What do you know, I’ve finally made that cake.
The inspiration came from the oil-based cakes of my childhood that Yia-Yia would bake. The oil and milk made the cake tender, even cold from the fridge, and a bit of almond meal ensured a finely textured crumb and further durability. She’d always grate in some lemon zest. Sometimes, she’d use olive oil instead of vegetable oil and it would scent the batter a peppery, floral dream. This, I imagined, would make an excellent base for plums and apricots and all the stone fruits I seem to lug home in July and August.
If that’s you, too, make this cake. Low fuss, high reward and a dinner party darling.
Olive oil almond cake with sunken stone fruit
Makes one 9-inch round cake
I serve this cake with a little sauce made of Greek yogurt, honey and almond extract. Totally optional, but an elegant finish.
- 9-inch round springform pan
- parchment paper
- citrus rasp
- saucepan and metal bowl
For the cake
- 1 cup whole milk (or 2%)
- 3/4 cups granulated sugar, plus 2 Tbsp
- 1/2 vanilla bean, scraped (or 1 tsp real vanilla extract)
- zest of one lemon
- 1 plus 1/3 cups all-purpose flour
- 1/4 cup almond meal (finely ground almonds)
- 1.5 tsp baking powder
- 1 tsp baking soda
- 1/2 tsp fine salt
- 1/3 cup your best olive oil (I like a Greek or Portuguese oil with tons of green bitter notes)
- 2 large eggs, beaten
- 12 units small stone fruit, pitted and halved (I like a combination of apricots and plums)
- 1/4 cup sliced almonds
- 1 Tbsp Demerara sugar
- icing sugar, to finish
For the sauce (optional), combine in a bowl:
- 1/2 cup full fat Greek yogurt
- 1 Tbsp honey
- 1/4 tsp almond extract
- pinch salt
Preheat oven to 350 degrees F. Prep your pan by lining the base with parchment and oiling the sides.
Over medium heat, whisk the milk, lemon zest, vanilla caviar and pods, and granulated sugar. Once the sugar dissolves completely, remove from heat and let the milk and infusions mingle while you prep the next steps.
In metal bowl, combine flour, almond meal, baking powder, baking soda and salt with a whisk.
Remove the vanilla pods from the milk mixture. To the bowl of dry ingredients, add milk mixture, eggs and olive oil. Mix gently and combine to a very smooth batter. The batter will be surprisingly thin but worry not!
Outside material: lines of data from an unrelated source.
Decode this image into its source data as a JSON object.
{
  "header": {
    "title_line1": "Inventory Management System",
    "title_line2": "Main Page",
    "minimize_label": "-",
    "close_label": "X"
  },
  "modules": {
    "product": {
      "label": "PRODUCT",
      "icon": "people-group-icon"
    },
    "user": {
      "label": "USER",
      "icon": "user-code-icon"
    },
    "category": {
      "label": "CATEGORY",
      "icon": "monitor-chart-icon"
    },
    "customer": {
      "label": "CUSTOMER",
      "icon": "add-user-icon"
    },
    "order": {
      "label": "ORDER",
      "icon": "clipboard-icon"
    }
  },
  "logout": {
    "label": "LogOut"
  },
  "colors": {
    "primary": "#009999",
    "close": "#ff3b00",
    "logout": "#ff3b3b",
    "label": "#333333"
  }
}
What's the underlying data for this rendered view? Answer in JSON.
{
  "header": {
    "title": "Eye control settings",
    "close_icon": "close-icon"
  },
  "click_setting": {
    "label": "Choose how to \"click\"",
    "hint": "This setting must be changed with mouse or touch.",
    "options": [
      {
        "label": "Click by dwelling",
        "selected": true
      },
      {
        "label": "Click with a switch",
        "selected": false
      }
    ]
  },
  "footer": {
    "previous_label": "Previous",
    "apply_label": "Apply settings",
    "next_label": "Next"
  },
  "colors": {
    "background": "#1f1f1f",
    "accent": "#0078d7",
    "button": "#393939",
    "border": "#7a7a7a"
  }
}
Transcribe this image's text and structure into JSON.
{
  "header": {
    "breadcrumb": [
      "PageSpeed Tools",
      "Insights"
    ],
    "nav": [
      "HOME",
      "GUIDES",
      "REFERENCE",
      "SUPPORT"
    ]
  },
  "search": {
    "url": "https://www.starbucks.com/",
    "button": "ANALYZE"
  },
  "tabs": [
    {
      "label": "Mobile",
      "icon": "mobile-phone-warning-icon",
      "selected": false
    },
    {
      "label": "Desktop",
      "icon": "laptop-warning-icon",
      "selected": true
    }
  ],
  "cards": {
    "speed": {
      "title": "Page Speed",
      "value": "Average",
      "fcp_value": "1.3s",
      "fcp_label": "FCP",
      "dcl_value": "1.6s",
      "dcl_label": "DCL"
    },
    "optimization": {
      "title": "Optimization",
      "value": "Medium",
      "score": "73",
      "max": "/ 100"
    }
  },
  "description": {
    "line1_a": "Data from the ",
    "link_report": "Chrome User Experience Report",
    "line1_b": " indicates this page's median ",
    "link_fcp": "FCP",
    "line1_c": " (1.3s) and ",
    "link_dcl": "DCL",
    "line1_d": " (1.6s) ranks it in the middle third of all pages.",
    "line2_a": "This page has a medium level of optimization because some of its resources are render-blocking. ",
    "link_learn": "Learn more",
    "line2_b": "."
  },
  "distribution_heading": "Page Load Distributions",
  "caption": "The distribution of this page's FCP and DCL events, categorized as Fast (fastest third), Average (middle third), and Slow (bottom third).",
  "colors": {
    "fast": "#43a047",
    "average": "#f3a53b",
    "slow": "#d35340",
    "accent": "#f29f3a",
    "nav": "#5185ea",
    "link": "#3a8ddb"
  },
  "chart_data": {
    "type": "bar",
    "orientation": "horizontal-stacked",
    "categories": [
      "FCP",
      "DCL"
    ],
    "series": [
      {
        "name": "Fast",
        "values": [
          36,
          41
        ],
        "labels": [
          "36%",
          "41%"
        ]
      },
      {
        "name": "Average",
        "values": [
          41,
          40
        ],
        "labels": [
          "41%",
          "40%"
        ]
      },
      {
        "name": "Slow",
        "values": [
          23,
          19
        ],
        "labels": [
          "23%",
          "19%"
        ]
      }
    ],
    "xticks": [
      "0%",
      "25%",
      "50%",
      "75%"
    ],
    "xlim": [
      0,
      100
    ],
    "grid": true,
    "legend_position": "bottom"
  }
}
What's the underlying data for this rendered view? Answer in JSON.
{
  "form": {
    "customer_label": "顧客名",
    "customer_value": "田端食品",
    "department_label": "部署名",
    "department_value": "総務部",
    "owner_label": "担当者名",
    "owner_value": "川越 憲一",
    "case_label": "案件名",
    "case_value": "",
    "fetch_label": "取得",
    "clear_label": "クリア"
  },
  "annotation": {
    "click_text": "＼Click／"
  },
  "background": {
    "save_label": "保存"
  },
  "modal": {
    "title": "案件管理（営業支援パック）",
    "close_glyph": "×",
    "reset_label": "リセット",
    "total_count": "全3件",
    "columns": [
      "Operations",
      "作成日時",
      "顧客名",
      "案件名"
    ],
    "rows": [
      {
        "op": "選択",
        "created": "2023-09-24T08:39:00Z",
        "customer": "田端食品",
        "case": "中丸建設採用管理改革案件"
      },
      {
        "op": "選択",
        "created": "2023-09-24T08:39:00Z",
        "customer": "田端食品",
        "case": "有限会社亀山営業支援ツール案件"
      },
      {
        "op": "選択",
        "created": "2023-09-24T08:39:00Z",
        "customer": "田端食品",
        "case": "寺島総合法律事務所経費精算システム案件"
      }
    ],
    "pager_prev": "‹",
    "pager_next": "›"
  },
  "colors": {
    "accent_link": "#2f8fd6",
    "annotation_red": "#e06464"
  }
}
Transfer the batter to your prepared cake pan. Place the stone fruit “bums up” over the batter, evenly spaced. They will sink into the cake. Sprinkle Demerara sugar and almonds over top.
Bake on centre rack of oven, checking after 40 minutes by inserting a skewer in the centre of the cake (into batter not a fruit pocket). If the middle springs back gently and skewer comes out clean, your cake is done. If not, bake in additional 5-minute increments. Mine took about 45 minutes total to reach this state.
Cool cake in pan for one hour before rimming the edges with a knife and removing from the springform. Finish with sifted powdered sugar, like my Yia-Yia does.
To serve, slice and plate with a dollop of yogurt sauce, if desired.
This keeps like a dream in the fridge. I like it best cold for breakfast.